When you come up with a new Grunt task that is obviously useful for someone else out in the world, you’ll likely generalize it and publish it to npm. There already a good number of ‘gruntplugin’s out there. This is a great sharing mechanism that not every build tool environment will give you. I’m grateful for the good Grunt plugins shared out there.

Grunt Configuration

Grunt, by default, has a declarative configuration style. This means lots of json, often long and nested. It’s all organized by task names, so it’s fairly easy to find stuff. But the bottom line is that there is a fair bit to navigate in the average grunt file.

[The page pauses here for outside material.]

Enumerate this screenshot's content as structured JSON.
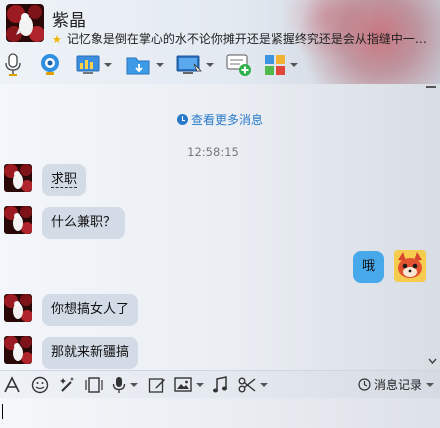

Breaking Changes in Grunt API

As of this writing, Grunt 0.4 is on the verge of release. By all accounts it will make things better, and it looks promising. They have a mostly-straightforward migration guide. The thing that has been the most painful is the lack of backward compatibility. My current, working builds rely on Grunt plugins that are not 0.4 compliant, so I have two choices: Help each of those plugins upgrade or wait until 0.4 reaches critical mass – ie, most worthy plugins are upgraded.

Grunt is Fast

Grunt is faster than Pumba being chased by a hyena. Previous to Grunt, we were using Maven to do similar tasks. Now we do more (Grunt has made it easy for us to incorporate more good practices – eg, linting), and the build is done is a serious fraction of the time. The speed is super dependant on what operations the build actually performs, but my impression for my builds is that Grunt is fast.

Yes, it’s superficial, and it’s even a lame reason, but I like Grunt because they have a great logo. Wild boar for logo? Instant win. (That is what it is, right?)

So, is Grunt helping you out? What are your impressions? Or are you using something else entirely?